In 2018, Gov. Henry McMaster of South Carolina, a Republican, ordered state officials to deny Medicaid funds to Planned Parenthood, saying that “payment of taxpayer funds to abortion clinics, for any purpose, results in the subsidy of abortion and the denial of the right to life.”

But abortion was mentioned only in passing in the decision, and the patient in the case had sought access to contraception, not an abortion.

Instead, the justices focused on whether the plaintiffs were entitled to sue to enforce part of the Medicaid law, which gives federal money to states to provide medical care for poor people.

Still, in shutting down such suits in federal court, the majority made it easier for states to deny funding to Planned Parenthood.

Justice Neil Gorsuch, writing for the majority, said private suits to enforce federal statutes are rarely permissible and require clear congressional authorization.

Gorsuch wrote that there are other ways to enforce the statute. The federal government can cut off Medicaid money, he wrote, and South Carolina has an administrative process in which medical providers can challenge their exclusion from the state’s Medicaid program.

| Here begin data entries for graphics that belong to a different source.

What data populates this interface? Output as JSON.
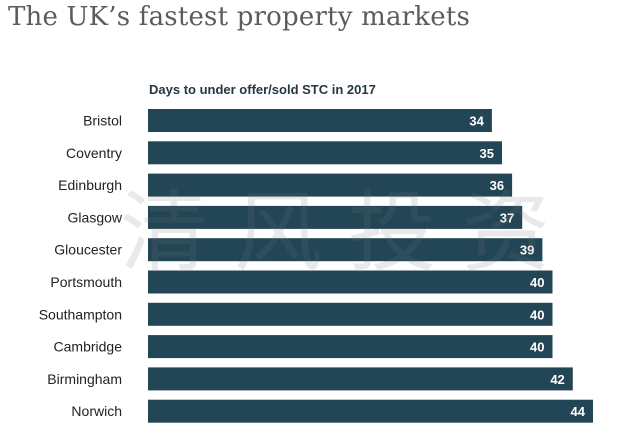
{
  "title": "The UK’s fastest property markets",
  "watermark": "清风投资",
  "colors": {
    "bar": "#234656",
    "bar_label": "#ffffff",
    "title": "#5c5c5c"
  },
  "chart_data": {
    "type": "bar",
    "orientation": "horizontal",
    "title": "Days to under offer/sold STC in 2017",
    "xlabel": "",
    "ylabel": "",
    "categories": [
      "Bristol",
      "Coventry",
      "Edinburgh",
      "Glasgow",
      "Gloucester",
      "Portsmouth",
      "Southampton",
      "Cambridge",
      "Birmingham",
      "Norwich"
    ],
    "values": [
      34,
      35,
      36,
      37,
      39,
      40,
      40,
      40,
      42,
      44
    ],
    "xlim": [
      0,
      44
    ],
    "data_labels": true,
    "grid": false,
    "legend": "none"
  }
}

In dissent, Justice Ketanji Brown Jackson, joined by Justices Sonia Sotomayor and Elena Kagan, said the law in question directly authorized the suit. She added that Gorsuch’s proposed alternatives were unrealistic.

Jackson concluded her dissent by predicting that grave consequences would flow from the majority’s approach. “Today’s decision is likely to result in tangible harm to real people,” she wrote.